13. ‘UNITED BREAKS GUITARS’ (2009)

Antes de o conteúdo gerado por usuários ser algo comum, o músico canadense Dave Carroll fez um último pedido à United Airlines, após um ano de tentativas: que a companhia aérea pagasse por sua guitarra quebrada durante uma viagem. O vídeo tornou-se não apenas um viral no YouTube, mas um case sobre o poder da mídia social e como toda e qualquer ação (ou omissão) de uma empresa respinga na imagem da marca.

14. ‘WE WILL NOT TONE IT DOWN!’, DA MIRACLE WHIP (2009)

Regra nº 1: Miracle Whip pode não ser maionese, mas também não é punk rock. Essa campanha com fãs hipsters de sanduíches foi fundo na imagem que queria passar de ser uma marca “amiga”. Mas, em vez disso, tornou-se uma lição de que nem toda marca precisa promover um estilo de vida. Uma década depois, executivos de agências ainda cochicham o nome do produto quando falam sobre as piores criações publicitárias já feitas.

15. NOVO LOGOTIPO DA GAP (2010)

(Crédito: Gap Inc)

Estamos comprando calças cáqui ou um seguro de vida? Assim como a Tropicana um ano antes, a Gap decidiu que precisava de uma “modernização” e lançou um logotipo que a então presidente da marca nos EUA, Marka Hansen, disse ser uma homenagem à “herança da marca por meio da caixa azul, mas ainda assim mirando o futuro”. A reação foi tão negativa que a empresa voltou ao antigo logo após uma semana.

16. QWIKSTER (2011)

(Crédito: Netflix)

Esse spin-off da Netflix foi pensado para funcionar como um serviço de entrega de DVDs – depois que ficou claro que o streaming era o futuro. Menos de um mês após o lançamento, o CEO da Netflix, Reed Hastings, declarou o fim do Qwikster.

17. ANÚNCIO DO GROUPON NO SUPER BOWL (2011)

O Super Bowl é indiscutivelmente o maior palco para qualquer marca, e naquele ano o Groupon, então o fenômeno da Internet de crescimento mais rápido da história, fez feio diante de 100 milhões de pessoas. O filme, criado pela Crispin Porter + Bogusky, tinha o intuito de parodiar comerciais em que celebridades encorajam pessoas a fazerem doações para causas sociais. Mas a produção foi considerada racista e forçou o CEO da empresa, Andrew Mason, a emitir uma declaração dizendo: “Odiamos ter ofendido as pessoas e lamentamos muito que tenhamos feito isso – é a última coisa que queríamos.” O anúncio foi retirado em uma semana, mas continua vivo nas listas dos piores comerciais do Super Bowl.

18. ‘JOHN CARTER’ (2012)

(Crédito: Disney)

Um blockbuster da Disney baseado em um influente romance de ficção científica de Edgar Rice Burroughs parecia fadado ao sucesso. Mas, desde o início, algo não funcionou. Alguns culpam o material de origem, ou o trailer lento e sem emoção, ou que a história veio do autor de Tarzan. Um ex-executivo de marketing de um grande estúdio disse à Vulture: “Foi uma das piores campanhas de marketing da história do cinema”. O fato de o filme ter custado US$ 250 milhões e arrecadado apenas US $ 30 milhões certamente dá peso a essa teoria.

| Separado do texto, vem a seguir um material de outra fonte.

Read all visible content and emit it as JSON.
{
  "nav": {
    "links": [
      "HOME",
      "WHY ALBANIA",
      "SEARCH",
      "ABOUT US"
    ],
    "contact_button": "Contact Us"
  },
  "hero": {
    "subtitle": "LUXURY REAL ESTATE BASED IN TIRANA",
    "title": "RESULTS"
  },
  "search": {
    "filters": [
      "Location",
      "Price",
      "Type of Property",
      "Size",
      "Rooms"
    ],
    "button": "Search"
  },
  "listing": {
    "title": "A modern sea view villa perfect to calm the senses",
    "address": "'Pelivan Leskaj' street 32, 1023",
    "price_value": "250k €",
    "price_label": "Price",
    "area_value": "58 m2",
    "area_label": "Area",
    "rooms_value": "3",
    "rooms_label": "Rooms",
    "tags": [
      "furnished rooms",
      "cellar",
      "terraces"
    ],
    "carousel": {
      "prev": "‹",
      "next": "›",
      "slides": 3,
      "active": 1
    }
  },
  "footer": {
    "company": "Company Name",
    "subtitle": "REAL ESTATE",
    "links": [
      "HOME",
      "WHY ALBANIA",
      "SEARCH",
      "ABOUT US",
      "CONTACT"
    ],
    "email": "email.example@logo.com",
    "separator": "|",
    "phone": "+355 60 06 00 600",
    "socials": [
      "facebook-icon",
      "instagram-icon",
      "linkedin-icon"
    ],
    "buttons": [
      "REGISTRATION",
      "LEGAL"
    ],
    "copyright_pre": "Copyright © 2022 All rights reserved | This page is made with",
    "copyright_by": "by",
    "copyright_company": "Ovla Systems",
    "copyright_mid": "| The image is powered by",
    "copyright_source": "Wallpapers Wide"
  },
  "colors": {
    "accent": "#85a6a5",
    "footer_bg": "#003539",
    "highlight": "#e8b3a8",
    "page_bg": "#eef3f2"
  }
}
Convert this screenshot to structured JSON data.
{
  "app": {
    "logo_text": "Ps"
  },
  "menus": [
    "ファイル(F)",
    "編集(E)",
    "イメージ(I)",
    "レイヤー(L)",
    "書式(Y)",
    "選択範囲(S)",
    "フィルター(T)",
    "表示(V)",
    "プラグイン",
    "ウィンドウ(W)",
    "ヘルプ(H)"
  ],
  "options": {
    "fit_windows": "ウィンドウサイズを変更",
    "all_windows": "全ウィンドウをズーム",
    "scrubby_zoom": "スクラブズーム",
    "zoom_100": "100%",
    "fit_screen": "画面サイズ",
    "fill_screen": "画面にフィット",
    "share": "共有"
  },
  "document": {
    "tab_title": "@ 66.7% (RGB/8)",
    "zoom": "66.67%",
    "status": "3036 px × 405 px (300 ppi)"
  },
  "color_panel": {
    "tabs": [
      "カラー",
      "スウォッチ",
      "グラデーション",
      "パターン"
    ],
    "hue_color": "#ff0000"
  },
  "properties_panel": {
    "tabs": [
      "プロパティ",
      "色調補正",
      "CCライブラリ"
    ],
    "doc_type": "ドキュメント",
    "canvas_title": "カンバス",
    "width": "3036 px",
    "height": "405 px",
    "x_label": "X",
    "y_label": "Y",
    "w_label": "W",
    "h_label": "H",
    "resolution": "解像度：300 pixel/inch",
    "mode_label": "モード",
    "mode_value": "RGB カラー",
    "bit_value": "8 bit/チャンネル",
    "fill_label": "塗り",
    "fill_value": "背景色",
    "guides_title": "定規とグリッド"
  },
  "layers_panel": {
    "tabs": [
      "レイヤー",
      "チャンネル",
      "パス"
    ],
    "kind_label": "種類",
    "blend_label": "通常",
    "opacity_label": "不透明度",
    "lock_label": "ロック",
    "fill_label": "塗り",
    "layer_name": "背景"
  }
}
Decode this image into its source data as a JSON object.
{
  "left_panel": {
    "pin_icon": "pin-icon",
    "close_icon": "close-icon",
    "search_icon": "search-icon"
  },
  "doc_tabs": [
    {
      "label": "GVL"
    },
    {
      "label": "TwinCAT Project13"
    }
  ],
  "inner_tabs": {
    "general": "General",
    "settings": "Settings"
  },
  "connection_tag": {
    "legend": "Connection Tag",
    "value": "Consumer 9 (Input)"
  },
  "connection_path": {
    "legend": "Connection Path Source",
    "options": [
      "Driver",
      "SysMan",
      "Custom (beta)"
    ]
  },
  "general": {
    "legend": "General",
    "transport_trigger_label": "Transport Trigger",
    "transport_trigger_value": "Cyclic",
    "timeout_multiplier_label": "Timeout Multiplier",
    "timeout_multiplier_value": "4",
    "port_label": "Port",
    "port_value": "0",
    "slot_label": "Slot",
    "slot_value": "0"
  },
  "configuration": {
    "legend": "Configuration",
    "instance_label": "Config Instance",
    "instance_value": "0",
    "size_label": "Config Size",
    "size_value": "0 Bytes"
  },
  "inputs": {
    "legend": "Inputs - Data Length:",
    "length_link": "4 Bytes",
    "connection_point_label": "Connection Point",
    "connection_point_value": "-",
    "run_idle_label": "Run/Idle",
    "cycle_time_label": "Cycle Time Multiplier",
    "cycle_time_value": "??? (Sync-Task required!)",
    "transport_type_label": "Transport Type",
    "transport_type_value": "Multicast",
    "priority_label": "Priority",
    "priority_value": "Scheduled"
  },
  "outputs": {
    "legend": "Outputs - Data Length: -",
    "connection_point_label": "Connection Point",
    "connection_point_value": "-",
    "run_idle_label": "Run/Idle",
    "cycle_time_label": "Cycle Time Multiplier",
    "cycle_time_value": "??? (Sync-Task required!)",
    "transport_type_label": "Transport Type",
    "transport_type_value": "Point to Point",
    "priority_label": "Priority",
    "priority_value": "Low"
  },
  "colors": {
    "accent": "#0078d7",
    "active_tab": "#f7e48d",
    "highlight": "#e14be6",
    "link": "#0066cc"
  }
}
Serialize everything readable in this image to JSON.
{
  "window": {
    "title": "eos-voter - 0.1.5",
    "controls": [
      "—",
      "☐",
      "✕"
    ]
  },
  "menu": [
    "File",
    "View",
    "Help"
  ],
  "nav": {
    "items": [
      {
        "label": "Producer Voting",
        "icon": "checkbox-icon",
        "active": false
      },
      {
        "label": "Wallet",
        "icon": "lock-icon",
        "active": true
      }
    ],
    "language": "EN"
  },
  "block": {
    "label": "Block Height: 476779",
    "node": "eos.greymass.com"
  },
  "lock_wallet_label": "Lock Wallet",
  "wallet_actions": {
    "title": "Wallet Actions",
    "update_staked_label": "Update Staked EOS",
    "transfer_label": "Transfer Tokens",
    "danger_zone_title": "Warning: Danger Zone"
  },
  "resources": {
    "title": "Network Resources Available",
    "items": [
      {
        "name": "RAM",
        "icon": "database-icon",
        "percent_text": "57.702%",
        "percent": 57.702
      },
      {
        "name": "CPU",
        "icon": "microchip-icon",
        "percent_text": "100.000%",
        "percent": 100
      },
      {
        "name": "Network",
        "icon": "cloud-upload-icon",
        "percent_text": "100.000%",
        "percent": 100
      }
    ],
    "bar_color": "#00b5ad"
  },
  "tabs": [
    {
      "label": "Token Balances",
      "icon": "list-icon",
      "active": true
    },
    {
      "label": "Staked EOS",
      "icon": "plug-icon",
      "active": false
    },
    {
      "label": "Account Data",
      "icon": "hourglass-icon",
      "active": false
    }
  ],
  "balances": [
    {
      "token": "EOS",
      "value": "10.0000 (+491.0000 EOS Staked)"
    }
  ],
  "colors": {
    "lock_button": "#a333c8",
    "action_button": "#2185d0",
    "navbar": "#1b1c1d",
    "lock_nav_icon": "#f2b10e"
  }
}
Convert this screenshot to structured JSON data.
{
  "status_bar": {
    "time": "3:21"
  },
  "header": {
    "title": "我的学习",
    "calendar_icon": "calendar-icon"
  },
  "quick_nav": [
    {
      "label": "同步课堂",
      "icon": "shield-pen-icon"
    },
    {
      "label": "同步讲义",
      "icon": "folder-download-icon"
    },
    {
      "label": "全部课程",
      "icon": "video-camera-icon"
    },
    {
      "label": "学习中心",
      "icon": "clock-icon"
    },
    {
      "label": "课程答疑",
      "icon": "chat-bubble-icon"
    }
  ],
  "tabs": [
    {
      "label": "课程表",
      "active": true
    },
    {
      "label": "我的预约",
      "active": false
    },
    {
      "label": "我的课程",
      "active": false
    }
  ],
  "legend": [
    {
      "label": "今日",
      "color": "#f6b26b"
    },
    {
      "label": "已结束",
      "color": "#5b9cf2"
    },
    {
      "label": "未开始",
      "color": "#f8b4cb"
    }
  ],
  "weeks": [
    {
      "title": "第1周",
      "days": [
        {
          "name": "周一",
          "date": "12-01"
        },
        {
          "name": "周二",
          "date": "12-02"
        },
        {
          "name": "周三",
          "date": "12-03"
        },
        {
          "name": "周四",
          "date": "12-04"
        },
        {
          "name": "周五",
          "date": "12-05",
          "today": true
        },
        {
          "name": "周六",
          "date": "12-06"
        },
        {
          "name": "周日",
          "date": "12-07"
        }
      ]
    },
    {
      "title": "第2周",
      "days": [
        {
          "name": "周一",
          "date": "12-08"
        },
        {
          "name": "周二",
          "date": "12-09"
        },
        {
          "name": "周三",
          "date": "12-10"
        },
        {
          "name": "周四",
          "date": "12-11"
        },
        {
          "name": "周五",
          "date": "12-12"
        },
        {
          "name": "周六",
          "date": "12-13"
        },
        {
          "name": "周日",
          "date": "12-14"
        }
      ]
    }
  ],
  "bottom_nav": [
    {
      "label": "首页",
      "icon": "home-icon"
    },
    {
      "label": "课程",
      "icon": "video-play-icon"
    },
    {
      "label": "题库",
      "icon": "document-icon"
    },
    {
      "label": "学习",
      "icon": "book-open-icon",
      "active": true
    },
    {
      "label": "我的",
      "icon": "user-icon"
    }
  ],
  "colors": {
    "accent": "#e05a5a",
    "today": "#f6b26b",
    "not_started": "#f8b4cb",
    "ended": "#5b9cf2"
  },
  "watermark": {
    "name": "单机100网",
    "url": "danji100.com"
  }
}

19. TUÍTE DE PRODUTO DA AT&T  EM 11 DE SETEMBRO (2013)

(Crédito: AT&T/Twitter)

Às vezes é melhor ficar quieto em algumas situações. A maioria das marcas já percebeu que o 11 de setembro é uma dessas ocasiões, mas nem sempre foi o caso. Em 2013, a AT&T tuitou a foto acima. A reação foi imediata, com milhares de pessoas criticando a empresa por ligar uma foto de produto a uma situação sensível. A postagem foi retirada em uma hora e a empresa apresentou um pedido de desculpas – não antes de uma ampla repercussão do fiasco.

20. ANÚNCIO ‘BOY’, DA NATIONWIDE  (TAMBÉM CONHECIDO COMO O ANÚNCIO “THE DEAD KID”) (2015)

O Super Bowl foi concebido para ser um momento divertido. Futebol! Anúncios de cerveja! Salgadinhos! Então o comercial da Nationwide, sobre um menino que perdeu sua vida em um acidente, conseguiu deixar milhões de pessoas completamente arrasadas. O tom sombrio do filme foi amplamente criticado, forçando a empresa a publicar uma declaração explicando a ideia. Assim como uma piada, se você tiver de explicar um anúncio, ele já é um fracasso.

21. SUBWAY: JOGO ‘JARED’S PANTS DANCE’ (2015)

(Crédito: Subway)

Na promoção de marketing mais mal programada de todos os tempos, o Subway ativou este jogo online – uma referência às famosas calças para perda de peso do porta-voz da marca, Jared Fogle – justamente na época em que ele se declarou culpado por pagar por sexo com menores e posse de pornografia infantil.

22. JUICERO (2016)

(Crédito: Juicero)

Um espremedor de US$ 700 com conexão wi-fi que espremia saquinhos de vegetais (recebidos mediante assinatura) pré-cortados no copo. Os usuários logo descobriram – e zombaram de forma brutal na internet – que era possível obter a mesma quantidade de suco apertando os saquinhos com as mãos. A empresa recebeu US$ 120 milhões de investidores e fechou depois de 16 meses.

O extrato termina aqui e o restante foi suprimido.